沖縄県内の生乳生産量が落ち込み、学校給食や食卓への影響が懸念されている。8月の記録的な猛暑により、暑さに弱い乳牛が体力を消耗、同月の生産量は前年同月比で1割減少した。ニーズが高い牛乳は、生産量が1割減るだけでも影響が大きい。離農などで生産量の減少に歯止めがかからない中、本年度の生産量は2万トンを切り、統計上過去最低となる恐れも。県内消費の5割を占める学校給食が始まる9月も回復せず、牛乳メーカーは一部商品の製造を休止し、スーパーは県外産の確保に追われている。(政経部・久高愛、照屋剛志

県内の生乳生産量の推移

乳牛の体調管理のため、大型扇風機やミストで暑さ対策をする牧場

県内の生乳生産量の推移 乳牛の体調管理のため、大型扇風機やミストで暑さ対策をする牧場

 乳牛は暑さに弱い。飼育の適正気温は20度前後のため、夏場は体力を消耗し、他の季節に比べ、生乳生産が減少する。8月は真夏日が続き平均気温も過去最高となり、生産量は1489トンと、統計のある1974年以降で最も少なかった。

 県酪農農業協同組合によると、農家の高齢化や農家数の減少などから、県内の生乳生産は年々減っている。本年度は4月から毎月、前年の生産量を下回り、4~7月では2・3%減となった。8月の落ち込みが追い打ちを掛け、年間でも2万トンを割り込むと懸念する声もある。

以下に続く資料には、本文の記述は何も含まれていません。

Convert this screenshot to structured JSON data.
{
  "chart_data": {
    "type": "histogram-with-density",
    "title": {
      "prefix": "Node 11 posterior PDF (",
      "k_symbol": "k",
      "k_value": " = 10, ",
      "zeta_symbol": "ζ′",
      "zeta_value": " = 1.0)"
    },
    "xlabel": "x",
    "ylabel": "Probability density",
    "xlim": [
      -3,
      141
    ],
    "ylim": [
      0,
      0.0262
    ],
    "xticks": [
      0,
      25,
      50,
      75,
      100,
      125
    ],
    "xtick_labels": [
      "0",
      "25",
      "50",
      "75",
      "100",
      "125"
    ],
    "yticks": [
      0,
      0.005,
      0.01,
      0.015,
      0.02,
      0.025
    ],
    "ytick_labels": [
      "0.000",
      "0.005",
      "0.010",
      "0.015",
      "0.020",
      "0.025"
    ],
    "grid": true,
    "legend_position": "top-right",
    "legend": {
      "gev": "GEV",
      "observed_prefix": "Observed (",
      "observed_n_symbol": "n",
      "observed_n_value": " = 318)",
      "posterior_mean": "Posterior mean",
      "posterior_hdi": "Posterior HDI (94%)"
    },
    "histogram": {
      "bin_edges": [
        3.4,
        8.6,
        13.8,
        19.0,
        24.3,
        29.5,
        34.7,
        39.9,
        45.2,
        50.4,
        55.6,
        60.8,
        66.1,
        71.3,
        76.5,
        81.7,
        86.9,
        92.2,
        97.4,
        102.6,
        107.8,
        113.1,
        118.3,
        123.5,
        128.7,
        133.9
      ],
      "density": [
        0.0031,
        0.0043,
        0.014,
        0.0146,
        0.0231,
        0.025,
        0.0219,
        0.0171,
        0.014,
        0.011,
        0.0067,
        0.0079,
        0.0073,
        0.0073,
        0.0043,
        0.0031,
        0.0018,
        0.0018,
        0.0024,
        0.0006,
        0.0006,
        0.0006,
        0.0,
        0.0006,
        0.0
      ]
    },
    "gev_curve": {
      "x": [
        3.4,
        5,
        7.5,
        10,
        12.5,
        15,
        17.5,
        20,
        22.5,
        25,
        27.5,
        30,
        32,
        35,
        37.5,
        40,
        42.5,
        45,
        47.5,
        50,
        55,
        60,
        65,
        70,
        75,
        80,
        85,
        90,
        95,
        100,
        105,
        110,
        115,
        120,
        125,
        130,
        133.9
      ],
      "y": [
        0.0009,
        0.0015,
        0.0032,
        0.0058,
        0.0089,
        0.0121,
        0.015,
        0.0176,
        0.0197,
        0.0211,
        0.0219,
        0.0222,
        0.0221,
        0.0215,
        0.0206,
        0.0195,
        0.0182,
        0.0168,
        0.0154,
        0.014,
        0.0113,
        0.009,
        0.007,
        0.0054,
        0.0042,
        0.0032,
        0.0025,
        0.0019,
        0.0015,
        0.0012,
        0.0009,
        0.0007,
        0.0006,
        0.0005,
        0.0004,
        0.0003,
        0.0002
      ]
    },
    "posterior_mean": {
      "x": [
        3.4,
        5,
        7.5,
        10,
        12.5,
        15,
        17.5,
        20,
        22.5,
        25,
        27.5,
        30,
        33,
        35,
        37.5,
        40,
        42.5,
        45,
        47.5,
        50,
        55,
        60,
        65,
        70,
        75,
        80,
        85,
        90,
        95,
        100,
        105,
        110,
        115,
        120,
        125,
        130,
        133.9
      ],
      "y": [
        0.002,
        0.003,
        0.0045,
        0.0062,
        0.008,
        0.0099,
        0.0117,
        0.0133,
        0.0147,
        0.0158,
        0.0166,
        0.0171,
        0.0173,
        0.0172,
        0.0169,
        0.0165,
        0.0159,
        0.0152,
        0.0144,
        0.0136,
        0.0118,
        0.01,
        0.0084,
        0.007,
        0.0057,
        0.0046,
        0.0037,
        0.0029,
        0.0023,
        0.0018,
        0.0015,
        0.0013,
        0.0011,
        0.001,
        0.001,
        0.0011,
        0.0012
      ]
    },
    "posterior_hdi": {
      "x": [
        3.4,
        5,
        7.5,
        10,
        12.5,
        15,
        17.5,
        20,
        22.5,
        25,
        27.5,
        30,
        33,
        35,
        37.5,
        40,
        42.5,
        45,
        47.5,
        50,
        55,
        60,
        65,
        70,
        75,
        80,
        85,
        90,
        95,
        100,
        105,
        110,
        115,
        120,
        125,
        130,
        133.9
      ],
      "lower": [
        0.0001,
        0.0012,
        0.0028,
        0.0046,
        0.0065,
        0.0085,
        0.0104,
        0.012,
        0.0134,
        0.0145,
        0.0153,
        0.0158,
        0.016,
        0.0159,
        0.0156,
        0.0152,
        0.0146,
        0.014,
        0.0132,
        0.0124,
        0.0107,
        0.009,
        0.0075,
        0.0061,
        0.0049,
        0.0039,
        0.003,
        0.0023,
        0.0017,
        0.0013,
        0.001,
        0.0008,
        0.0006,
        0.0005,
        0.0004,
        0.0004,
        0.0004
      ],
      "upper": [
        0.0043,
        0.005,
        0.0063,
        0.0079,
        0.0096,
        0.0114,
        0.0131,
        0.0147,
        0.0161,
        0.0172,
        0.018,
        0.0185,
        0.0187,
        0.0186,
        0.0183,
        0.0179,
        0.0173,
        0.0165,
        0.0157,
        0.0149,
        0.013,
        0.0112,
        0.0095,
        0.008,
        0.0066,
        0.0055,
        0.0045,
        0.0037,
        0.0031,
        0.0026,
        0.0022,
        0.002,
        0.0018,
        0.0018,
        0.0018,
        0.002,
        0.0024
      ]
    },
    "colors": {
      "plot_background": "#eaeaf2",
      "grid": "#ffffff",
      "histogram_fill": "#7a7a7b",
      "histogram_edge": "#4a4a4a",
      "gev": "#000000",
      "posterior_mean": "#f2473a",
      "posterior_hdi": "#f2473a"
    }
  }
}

 農家は、大型扇風機の24時間稼働やミスト散布などで、牛舎の室温の上昇を抑えようと懸命だが、目立った効果は出ていない。

 一方、夏休みが明け小中学校で給食が始まり、需要は急拡大。市場に出回る量がさらに減少している。

 宮平乳業は、夏休み時期に製造していた一部商品の生産ラインを止めている。担当者は「給食が始まってから、生乳の入荷が2割減り、手の打ちようがない」と嘆く。

 スーパーでは県外産生乳を取り寄せ補っているが、担当者は「なんとか足りているぎりぎりの状況」と訴える。県産品は人気があるため、来店客から入荷時期の問い合わせもあるといい、「安定的に生産できる体制を」と求めた。